Cranes and Grebes - a Visit to Pasco County

Wednesday February 2nd

a 1958 Postcard of their motel
I could not get up to Pasco County when reports of some interesting birds were coming to light. Missed on the suspected Kelp Gull being observed at Ancolate Gulf County Park in Tarpon Springs. But the white-faced ibis could possibly still be found in New Port Richey. I was also interested in exploring the area as my grandparents moved to New Port Richey back around 1964. They had purchased and operated a small road-side motel on US19. My family would spend vacation time in Florida every year visiting my grandparents here. I recall the area was rather rural and quite, but was growing with developments targeting the retirement population. Many memories include spending days at Hudson Beach getting sunburned, and catching blowfish and sea horses in the rocks, and a deep-sea fishing trip out of Tarpon Springs and the sponge docks there as well. Much of the area was being bulldozed and reshaped for development. A few blocks from grandma's house, one such site, provided me with the only arrowhead I ever found, and still have, just sitting atop the disturbed soil. back in 1969 was the first time I ever saw a Wood Stork and back then the area had a large population of wild Budgies. I remember my Grandma's comments about seeing trees filled with the birds. Currently they maybe be gone. As other exotic bird species have pushed them out. Gone too is the rural, quite settings I remembered.

Large Flock of Sandhill Cranes near Dade City

One location I searched was Autin Road near Dade City. A rural area with pastures, farms and parks. Observed a large flock of Sandhill Cranes that had to contain at least seventy individuals. Other interesting sitings included several Wilson's Snipes, a pair of beautiful Red-Tailed Hawks and Eastern Bluebirds. At the wooded intersection of River Road and Autin Road I was lucky to find a mixed flock of Carolina Chickadees, White-eyed Vireos, Red-belled Woodpeckers, Yellow-rumped Warblers, Black-and-White Warblers, Tufted Titmouse and Blue-gray Gnatcatcher.

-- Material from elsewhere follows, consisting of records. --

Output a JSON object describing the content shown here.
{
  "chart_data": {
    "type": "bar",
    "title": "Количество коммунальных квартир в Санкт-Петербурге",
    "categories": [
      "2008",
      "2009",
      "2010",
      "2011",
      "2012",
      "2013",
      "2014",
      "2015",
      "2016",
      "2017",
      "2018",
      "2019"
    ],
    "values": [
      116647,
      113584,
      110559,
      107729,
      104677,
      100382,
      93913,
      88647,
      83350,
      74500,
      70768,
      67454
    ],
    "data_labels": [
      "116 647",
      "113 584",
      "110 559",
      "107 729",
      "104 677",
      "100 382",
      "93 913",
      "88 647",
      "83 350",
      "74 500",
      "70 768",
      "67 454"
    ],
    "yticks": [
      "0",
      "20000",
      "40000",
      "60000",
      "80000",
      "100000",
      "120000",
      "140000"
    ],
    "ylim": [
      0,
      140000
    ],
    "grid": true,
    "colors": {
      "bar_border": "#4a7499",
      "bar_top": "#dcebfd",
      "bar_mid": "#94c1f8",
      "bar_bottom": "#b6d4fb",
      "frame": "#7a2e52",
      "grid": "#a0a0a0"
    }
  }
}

Horned Grebe at Anclote Gulf Park in Tarpon Springs

Next headed over to Mitchell Blvd in New Port Richey were a white-faced ibis had been sited for a few weeks.  I checked the location twice, but no white-faced ibis.  In fact I did not see any glossy ibis in the whole county. The ponds had cooperative Mottled Ducks, Pied-billed Grebes, a Sandhill Crane, Palm Warblers and a Savannah Sparrow. At nearby Trinity Blvd. I did locate a trio of Nanday Parakeets.

Next was  Anclote Gulf Park in Tarpon Springs.  Last month the place was all a buzz by the presence of a suspected kelp gull. This gull is native to the southern hemisphere.  So out of curiosity I made my way here.  Sited along the road prior to arriving here I spotted two Bald Eagles, a couple of Ospreys and a Cooper's Hawk. The tide was high on my arrival so no gulls or terns resting on the flats, but several Common Loons were fishing on the north side of the fishing pier.  From the river side of the pier were an Anhinga, several Double-crested Cormorants and at least twenty four Horned Grebes.  The best looks at these I grebes I have had so far.

  From the parking area were large numbers of Grackles, Red-winged Blackbirds, Ground Doves, Eurasian Collared Doves and a small flock of Monk Parakeets.

Monk Parakeets
 On the way home I made a stop at the Terra Verde ponds north of Ft DeSota park in Pinellis County. Found an American Wigeon, a few Northern Shoveler, hundreds of Redhead, plus Ring-necked Duck, Lesser Scaup, Pied-billed Grebe, Brown Pelican, Double-crested Cormorant, Great Egret, Laughing Gull,  and few more Monk Parakeets.  Next made a quick stop at East Beach in Ft DeSota Park were I added Red-breasted Merganser, more Common Loons and Anhingas.